Broadening participation in engineering and other STEM (science, technology, engineering and math) fields is a national priority and yet many groups – including women, students of color and those with disabilities – continue to be significantly underrepresented in STEM professions (Hynes et al., 2016; National Science Board, 2022; Wilkins-Yel et al., 2019). Many youths continue to have a limited, stereotypical perception of what engineering is, and often this fails to align with how they view their own interests and strengths (Hynes et al., 2016; Hynes & Maxey, 2018; National Academy of Engineering [NAE], 2008). Among girls, for example, some research suggests a disconnect between career motivators (e.g., making a difference, good work environment) and their perceptions of engineering, which they do not think is ‘for them’ (Hynes et al., 2016; NAE, 2008). Several studies have documented how gendered self-conceptions, professional identities, and the expertise areas that are valued in engineering (technical, rather than social consciousness) likely contribute to fewer women persisting in engineering and a significant wage gap in engineering careers (Cech, 2013, 2015; Wilkins-Yel et al., 2019). The lack of diversity in engineering has negative implications for the field, as greater diversity can lead to improved creativity, innovation and productivity (Smith-Doerr et al., 2017).

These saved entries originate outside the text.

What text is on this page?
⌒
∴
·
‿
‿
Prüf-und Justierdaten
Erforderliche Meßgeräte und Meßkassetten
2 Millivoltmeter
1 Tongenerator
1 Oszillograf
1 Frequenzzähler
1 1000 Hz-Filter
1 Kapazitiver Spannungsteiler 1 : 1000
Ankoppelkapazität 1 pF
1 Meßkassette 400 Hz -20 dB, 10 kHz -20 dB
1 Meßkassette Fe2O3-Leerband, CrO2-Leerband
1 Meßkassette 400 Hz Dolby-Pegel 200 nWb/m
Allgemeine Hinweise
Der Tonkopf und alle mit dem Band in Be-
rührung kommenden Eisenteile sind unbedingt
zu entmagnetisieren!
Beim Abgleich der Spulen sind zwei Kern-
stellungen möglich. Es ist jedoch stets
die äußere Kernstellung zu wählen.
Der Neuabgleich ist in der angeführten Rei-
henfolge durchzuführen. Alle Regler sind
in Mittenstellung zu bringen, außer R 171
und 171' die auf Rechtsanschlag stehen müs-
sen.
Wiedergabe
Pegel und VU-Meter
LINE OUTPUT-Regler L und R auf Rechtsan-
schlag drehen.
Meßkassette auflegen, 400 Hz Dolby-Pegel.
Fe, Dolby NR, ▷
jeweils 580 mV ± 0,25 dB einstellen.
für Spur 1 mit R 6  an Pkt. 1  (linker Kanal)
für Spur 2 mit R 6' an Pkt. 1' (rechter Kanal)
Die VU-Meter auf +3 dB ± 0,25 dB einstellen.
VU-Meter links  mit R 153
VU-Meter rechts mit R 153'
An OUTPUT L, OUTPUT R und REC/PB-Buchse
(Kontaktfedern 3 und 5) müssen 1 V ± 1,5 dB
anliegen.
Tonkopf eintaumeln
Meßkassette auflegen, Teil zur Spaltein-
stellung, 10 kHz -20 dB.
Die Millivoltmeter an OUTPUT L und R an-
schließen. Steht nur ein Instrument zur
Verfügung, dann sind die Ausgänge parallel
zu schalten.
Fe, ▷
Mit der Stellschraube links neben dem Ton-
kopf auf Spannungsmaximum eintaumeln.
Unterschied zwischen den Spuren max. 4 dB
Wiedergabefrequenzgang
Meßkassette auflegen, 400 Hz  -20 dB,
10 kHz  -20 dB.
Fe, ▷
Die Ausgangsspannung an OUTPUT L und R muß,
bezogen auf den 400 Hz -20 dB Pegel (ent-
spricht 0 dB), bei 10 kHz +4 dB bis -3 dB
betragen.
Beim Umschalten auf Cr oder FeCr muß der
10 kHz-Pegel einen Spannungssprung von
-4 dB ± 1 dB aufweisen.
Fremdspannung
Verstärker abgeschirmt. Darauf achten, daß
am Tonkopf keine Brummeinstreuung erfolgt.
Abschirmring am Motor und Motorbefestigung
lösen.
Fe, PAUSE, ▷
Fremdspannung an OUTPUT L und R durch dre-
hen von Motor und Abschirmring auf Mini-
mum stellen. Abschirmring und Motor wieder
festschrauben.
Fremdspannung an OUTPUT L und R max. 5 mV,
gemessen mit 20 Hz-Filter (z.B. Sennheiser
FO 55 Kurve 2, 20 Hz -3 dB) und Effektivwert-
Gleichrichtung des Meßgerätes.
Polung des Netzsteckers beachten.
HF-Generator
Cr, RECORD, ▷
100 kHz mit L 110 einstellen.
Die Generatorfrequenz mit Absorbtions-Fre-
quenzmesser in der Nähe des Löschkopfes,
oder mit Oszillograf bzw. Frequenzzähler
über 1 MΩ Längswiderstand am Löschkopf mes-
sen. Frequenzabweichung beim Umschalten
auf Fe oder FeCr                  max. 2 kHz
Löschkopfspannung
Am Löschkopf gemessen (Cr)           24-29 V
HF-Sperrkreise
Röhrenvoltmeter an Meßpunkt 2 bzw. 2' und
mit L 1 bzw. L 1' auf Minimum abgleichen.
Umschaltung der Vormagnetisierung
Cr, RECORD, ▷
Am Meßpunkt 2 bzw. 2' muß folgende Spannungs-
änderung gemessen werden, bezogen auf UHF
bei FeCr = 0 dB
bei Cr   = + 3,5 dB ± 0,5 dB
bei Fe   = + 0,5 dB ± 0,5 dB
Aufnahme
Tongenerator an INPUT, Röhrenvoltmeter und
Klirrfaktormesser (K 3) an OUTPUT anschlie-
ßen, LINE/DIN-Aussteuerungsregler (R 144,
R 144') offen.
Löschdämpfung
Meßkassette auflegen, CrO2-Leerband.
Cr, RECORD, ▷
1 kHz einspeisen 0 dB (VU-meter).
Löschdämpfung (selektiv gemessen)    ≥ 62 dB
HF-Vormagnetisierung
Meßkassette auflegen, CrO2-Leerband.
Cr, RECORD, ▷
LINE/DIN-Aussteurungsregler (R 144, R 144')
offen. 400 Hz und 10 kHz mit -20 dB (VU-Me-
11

To address this disparity, some groups have called for a reframing of engineering to shift away from a focus on technology and toward a focus on the important work that engineers do. In 2008, for example, the NAE released Changing the Conversation, an effort to shift messaging from engineering as a profession that requires certain skills and yields personal benefits to one that uses creative ideas to have beneficial, societal impact. This aligns with research suggesting that focusing on engineering as a ‘helping’ profession may help to diversify the field by making it more attractive to young people, particularly women (Bielefeldt, 2017). In a similar vein, the People Part of Engineering (PPE) framework (Fila et al., 2014) emerged to emphasize the central importance of people in engineering: that engineering includes engineering for people, with people and as people. This framework shifts from an emphasis on technical and analytical training to a more holistic approach that emphasizes the “people” aspect of engineering. Engineering can be viewed as a process of creating products for people; engineers work with others, including team members and various stakeholders; and engineers bring their own experiences and perspectives as people to their education and their work. This humanistic framework calls for holistic engineering education experiences that enable students to work collaboratively to engineer for real clients with real needs, engaging in authentic communication, iterative design and feedback (Fila et al., 2014).